I finally heard God’s call
15 November 2000 16:24
Here is another powerful testimony received last year in response to Vassula’s request for testimonies:
I’ve lived an ordinary life, I guess, I grew up Roman Catholic in Rome, Italy. I served as an altar boy for several years and always felt very comfortable in a church, or among prists. Several times I thought of becoming a man of the cloth myself, however, growing up, any such thoughts were put aside, dismissed as childish ideals. I went on to highschool in Toronto Canada (to where my family had temporarely moved), and had a healthy and happy 5 years.
I was blessed with good, good friends, loving parents, a comfortable financial life, girlfriends, a car at 17 and so on. However there was something else I felt I was missing. The older I got, the stronger that feeling was. I finally graduated from highschhol and found myself having to decide what to do with my life. I decided to stay and study in University, trying to get a Master’s degree in Economics. I was going to study hard, graduate top of the class, make lots of money and have fun, fun, fun.
Over the years in university, I grew unhappy, unmotivated, lost. I thought at first it was because I no longer liked what I was studying. Then I began making excuses, like I was working too hard, not enough female companions, not enough money to enjoy life….. but the more I reached and obtained all those, the more depressed I felt.

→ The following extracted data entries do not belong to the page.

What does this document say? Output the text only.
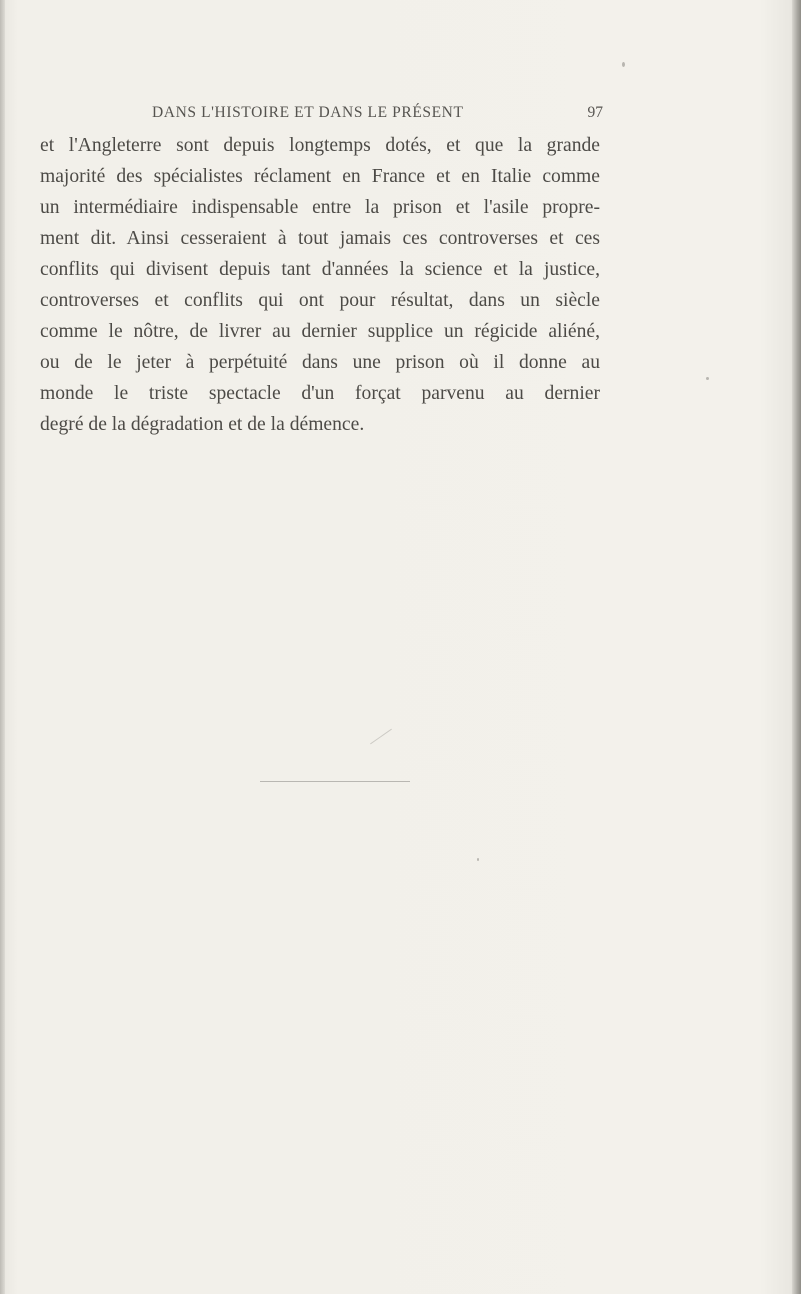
DANS L'HISTOIRE ET DANS LE PRÉSENT	97
et l'Angleterre sont depuis longtemps dotés, et que la grande
majorité des spécialistes réclament en France et en Italie comme
un intermédiaire indispensable entre la prison et l'asile propre-
ment dit. Ainsi cesseraient à tout jamais ces controverses et ces
conflits qui divisent depuis tant d'années la science et la justice,
controverses et conflits qui ont pour résultat, dans un siècle
comme le nôtre, de livrer au dernier supplice un régicide aliéné,
ou de le jeter à perpétuité dans une prison où il donne au
monde le triste spectacle d'un forçat parvenu au dernier
degré de la dégradation et de la démence.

One day, while vacationing in South America, my mother gave me the first book of Vassula’s work. I read a couple of messages, and immediatly dismissed it; I felt unconfortable with the intimacy Jesus was showing
her, calling her a bride and all. Besides, she was married and was not
Catholic. As time progressed, my life did not get any easier. In
particular I can’t quite seem to remember, one time I came back to Canada
with one of Vassula’s books. It had been over a year since I first saw
it, and now my older sister had adviced me to read it over. I did and
again, the same feelings of awkwardness sprang up.
However, no sooner had I read two messages, that I felt a jolt in my heart. Suddenly, I found myself reading the messages often coming to tears (and those who know me, know that I have a tough guy reputation).
Slowly, the more I read the messages, the more I wanted to read. After years of abandoning it, I began to pray again, to read the scriptures more and to even go to confession (something that I hadn’t done in years). Also I began to see the words Jesus was speaking to Vassula apply to me as well, to my life. Scriptures made sense, I saw everything in a new light, I felt closer to the Father than ever. I realized more than ever how much of a sinner I was, but at the same time how much Jesus was ready to forgive, without hesitation, without blame.
All this did not happen overnight, I’ve been reading God’s messages to Vassula for a few years now. I could go into much greater detail about all the little transformations that God has worked in me through those messages, but I would not want to write the great epic!! Probably, though, the greatest (surely the most significant) is that I finally heard God’s call, and this time He gave me the courage to be able to say yes.
I am leaving tomorrow to go back to Rome and enter the seminary, and if Jesus can find some space for this poor servant, I shall wish to become a priest myself. I do not think I would have been able to finally come to my sense had God not touched me day after day and filled me (when I most needed) with the Holy Spirit. I do not know who in authority in the Church will be reading this, but I most humbly beg of you to allow God to touch your heart the way He has touched mine; really seeing, is a marvelous gift He has given us. As He himself told Vassula in the message of Dec.14 1986:
“I am your Consoler. It (this guidance) will lead many to me, it will revive my children to come back to me and read my Word.”
After years of struggle and sadness, He has come to me most sweetly and consol me, I had come back to the Church and God, and He woke me up from my sleep. I wish I could express in much more details and much more eloquently all the changes that I have enjoyed while reading these messages. I have re-discovered what it means to really love, God and our neighbors, what it means to be charitable and selfless. I have rediscovered our Holy Mother, Her tenderness toward us, I have found my Father again.
Though He was always there, I ran away and when I came back, sinful, unworthy, lost, He did not reject me, nor blame me, He took me by the hand and is leading me to do His Will. I thank and praise our King Almighty for his Mercy on us, may He forgive us all and keep us away from danger. May He open all our hearts so that we may learn to love Him and one another as he Loves us. I pray that the Mighty and most Holy Trinity might illuminate the minds and melt the hearts of those who are in charge of His flock here on earth, as we anxiously await His Glorious return, amen.